It's the day after Thanksgiving: Black Friday, which means plenty of promotional sales. Since 1932, this day has been regarded as the beginning of the Christmas shopping season in the US. Many stores are offering special deals, discounts, coupons and so on, and so are florists and garden centers. Large US floral retailer and distribution company 1-800-Flowers.com and one of the largest online florist and gift companies FTD for example, offer discounts up to 50 percent.

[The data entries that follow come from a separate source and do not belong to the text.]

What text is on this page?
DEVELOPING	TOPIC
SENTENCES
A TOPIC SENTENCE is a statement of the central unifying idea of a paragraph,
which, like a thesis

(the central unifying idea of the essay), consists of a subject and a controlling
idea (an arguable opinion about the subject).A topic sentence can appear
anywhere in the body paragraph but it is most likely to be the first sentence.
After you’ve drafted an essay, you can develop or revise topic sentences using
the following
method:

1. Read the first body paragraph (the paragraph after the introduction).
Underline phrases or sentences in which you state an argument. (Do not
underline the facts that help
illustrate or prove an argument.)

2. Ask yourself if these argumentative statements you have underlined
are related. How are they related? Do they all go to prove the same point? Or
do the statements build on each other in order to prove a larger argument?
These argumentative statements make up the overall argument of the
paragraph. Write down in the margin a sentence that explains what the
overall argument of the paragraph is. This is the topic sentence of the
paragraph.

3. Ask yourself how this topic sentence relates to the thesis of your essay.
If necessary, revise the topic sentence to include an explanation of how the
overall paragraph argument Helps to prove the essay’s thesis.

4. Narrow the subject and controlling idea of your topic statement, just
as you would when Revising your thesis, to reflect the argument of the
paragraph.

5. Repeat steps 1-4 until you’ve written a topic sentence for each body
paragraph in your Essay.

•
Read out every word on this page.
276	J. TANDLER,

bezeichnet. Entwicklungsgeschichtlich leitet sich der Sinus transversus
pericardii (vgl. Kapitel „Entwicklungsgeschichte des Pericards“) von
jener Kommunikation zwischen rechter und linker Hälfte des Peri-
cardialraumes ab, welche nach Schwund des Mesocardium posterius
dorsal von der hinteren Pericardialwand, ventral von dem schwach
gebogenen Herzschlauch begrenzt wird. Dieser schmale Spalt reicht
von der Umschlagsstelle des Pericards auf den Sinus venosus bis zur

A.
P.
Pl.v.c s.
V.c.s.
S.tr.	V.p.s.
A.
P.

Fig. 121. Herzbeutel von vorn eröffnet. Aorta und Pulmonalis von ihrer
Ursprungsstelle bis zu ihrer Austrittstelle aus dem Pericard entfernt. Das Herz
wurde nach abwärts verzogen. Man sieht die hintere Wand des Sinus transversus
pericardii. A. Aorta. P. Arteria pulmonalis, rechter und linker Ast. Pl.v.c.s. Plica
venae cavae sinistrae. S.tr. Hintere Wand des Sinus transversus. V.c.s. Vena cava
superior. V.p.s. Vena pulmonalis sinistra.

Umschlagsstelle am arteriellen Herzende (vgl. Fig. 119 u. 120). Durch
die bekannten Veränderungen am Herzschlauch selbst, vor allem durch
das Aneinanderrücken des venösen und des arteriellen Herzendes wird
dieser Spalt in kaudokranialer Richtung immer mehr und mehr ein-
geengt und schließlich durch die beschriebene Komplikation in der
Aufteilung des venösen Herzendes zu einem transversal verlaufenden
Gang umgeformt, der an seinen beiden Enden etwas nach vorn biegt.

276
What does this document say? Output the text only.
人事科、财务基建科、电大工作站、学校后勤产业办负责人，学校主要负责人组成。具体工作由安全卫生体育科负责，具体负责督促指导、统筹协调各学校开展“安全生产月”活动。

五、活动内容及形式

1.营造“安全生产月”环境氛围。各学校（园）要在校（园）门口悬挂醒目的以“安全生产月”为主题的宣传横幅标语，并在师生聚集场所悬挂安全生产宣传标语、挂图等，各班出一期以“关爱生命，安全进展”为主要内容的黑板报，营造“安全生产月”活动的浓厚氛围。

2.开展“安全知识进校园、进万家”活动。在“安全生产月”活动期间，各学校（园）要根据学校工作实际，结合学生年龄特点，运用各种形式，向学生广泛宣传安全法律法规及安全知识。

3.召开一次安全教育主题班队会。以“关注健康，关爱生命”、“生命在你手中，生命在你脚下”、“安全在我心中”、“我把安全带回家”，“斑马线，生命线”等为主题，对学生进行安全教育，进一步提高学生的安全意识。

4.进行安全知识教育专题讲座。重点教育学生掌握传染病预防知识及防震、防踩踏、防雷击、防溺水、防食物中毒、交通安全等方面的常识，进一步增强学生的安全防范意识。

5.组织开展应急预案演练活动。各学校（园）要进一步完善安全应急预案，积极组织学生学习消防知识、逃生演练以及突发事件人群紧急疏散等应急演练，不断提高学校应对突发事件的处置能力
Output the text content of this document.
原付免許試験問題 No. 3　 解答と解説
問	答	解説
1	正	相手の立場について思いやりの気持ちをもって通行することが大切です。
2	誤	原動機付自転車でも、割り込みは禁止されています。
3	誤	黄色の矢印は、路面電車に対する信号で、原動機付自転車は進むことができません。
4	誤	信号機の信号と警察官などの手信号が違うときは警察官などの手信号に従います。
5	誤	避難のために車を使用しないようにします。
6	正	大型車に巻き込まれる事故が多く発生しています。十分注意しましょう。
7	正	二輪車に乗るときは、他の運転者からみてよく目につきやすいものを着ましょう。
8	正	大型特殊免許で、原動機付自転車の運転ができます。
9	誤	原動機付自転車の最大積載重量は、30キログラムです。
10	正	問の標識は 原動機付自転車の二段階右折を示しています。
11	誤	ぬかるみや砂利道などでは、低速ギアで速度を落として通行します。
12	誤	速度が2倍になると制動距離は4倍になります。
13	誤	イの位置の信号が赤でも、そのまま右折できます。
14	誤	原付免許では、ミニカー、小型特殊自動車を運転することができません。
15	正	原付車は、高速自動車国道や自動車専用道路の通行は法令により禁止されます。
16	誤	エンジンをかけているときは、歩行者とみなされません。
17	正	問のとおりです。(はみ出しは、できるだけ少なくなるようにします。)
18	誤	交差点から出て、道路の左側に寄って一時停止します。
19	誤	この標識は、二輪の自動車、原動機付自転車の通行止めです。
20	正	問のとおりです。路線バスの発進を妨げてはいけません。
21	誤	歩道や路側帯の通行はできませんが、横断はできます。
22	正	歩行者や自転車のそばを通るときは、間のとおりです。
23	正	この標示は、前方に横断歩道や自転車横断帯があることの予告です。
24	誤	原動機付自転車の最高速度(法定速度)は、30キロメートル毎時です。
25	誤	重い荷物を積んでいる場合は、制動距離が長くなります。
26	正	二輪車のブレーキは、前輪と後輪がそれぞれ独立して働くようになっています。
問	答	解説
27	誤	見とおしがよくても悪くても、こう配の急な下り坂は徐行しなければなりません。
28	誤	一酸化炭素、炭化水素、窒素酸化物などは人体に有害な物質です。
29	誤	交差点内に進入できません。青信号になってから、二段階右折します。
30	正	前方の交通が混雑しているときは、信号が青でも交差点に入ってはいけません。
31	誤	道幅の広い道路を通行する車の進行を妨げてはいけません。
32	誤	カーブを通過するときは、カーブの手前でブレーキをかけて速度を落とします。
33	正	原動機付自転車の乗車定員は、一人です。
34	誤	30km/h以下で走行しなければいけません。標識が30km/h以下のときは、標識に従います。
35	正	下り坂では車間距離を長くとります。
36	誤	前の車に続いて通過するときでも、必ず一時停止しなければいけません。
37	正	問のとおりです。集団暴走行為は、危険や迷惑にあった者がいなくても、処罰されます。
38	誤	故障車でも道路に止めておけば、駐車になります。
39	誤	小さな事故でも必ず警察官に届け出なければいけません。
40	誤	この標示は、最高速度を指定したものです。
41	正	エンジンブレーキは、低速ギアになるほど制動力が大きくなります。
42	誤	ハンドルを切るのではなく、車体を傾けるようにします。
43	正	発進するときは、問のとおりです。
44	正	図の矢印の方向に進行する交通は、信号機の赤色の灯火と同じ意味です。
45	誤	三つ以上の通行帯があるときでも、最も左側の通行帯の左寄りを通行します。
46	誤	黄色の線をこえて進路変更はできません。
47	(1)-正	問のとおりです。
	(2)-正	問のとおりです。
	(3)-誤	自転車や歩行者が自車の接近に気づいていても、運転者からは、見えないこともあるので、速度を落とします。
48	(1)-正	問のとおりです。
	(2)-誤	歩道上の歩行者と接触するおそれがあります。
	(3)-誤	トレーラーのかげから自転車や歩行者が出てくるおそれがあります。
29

Black Friday is becoming more popular beyond the US as well. For example, Spanish online florist Flora Queen, who owns floral centers in Spain, Italy and Germany gives up to 50 percent discount on their plants and flowers, South African Netflorist discounts up to 70 percent and large online Dutch florist Topbloemen 20 percent. Some, British florist Flying Flowers for example, even have a special 'Black Friday Flowers' page on their webpage.
Black Friday items
And what are popular Black Friday items? In general, the bouquets and arrangements are linked to Christmas, so mostly red and white, but also other colorful bouquets are on sale.
Besides Business to Consumer marketing, we also see more and more Business to Business marketing. Pot, container and tray manufacturer Desch Plantpak and packaging suppliers Koen Pack, for example, are offering a discount on several of their products too. (click on the company name to see the deals).
Not only Friday
We more often see that shops are prolonging the Black Friday deals. In the days prior to Black Friday, many shops are offering discounted prices. Desch Plantpak, for example, offered Black Friday discount from 25-29 November 2019.
Even after today, the shopping spree continues. This Monday is also called Cyber Monday. On this Monday after Thanksgiving, people are encouraged to shop online, with webshops giving special discounts.
Boycott Black Friday?
Black Friday has become a beloved event. However, not everyone is fond of it. In an article posted on Treehugger, Katherine Martinko writes that Black Friday sends the wrong message to brands and retailers. "Black Friday is not nearly as cool as it used to be. As people become more aware of the climate crisis, and how rampant consumption drives resource extraction and environmental degradation, not to mention plastic waste and overflowing landfills, the idea of scooping up stuff just because it's cheap is increasingly uncomfortable", she writes. She refers to a press release published by the ethical campaigner Fashion Revolution is calling for a Black Friday boycott. They are asking citizens to take a stand against mindless consumption, and retailers to abstain from discounts between Black Friday and Cyber Monday (29th November – 2nd December). Click here to read her article.
In the future, will we see Black Friday promoted from another angle in the shops' marketing campaigns?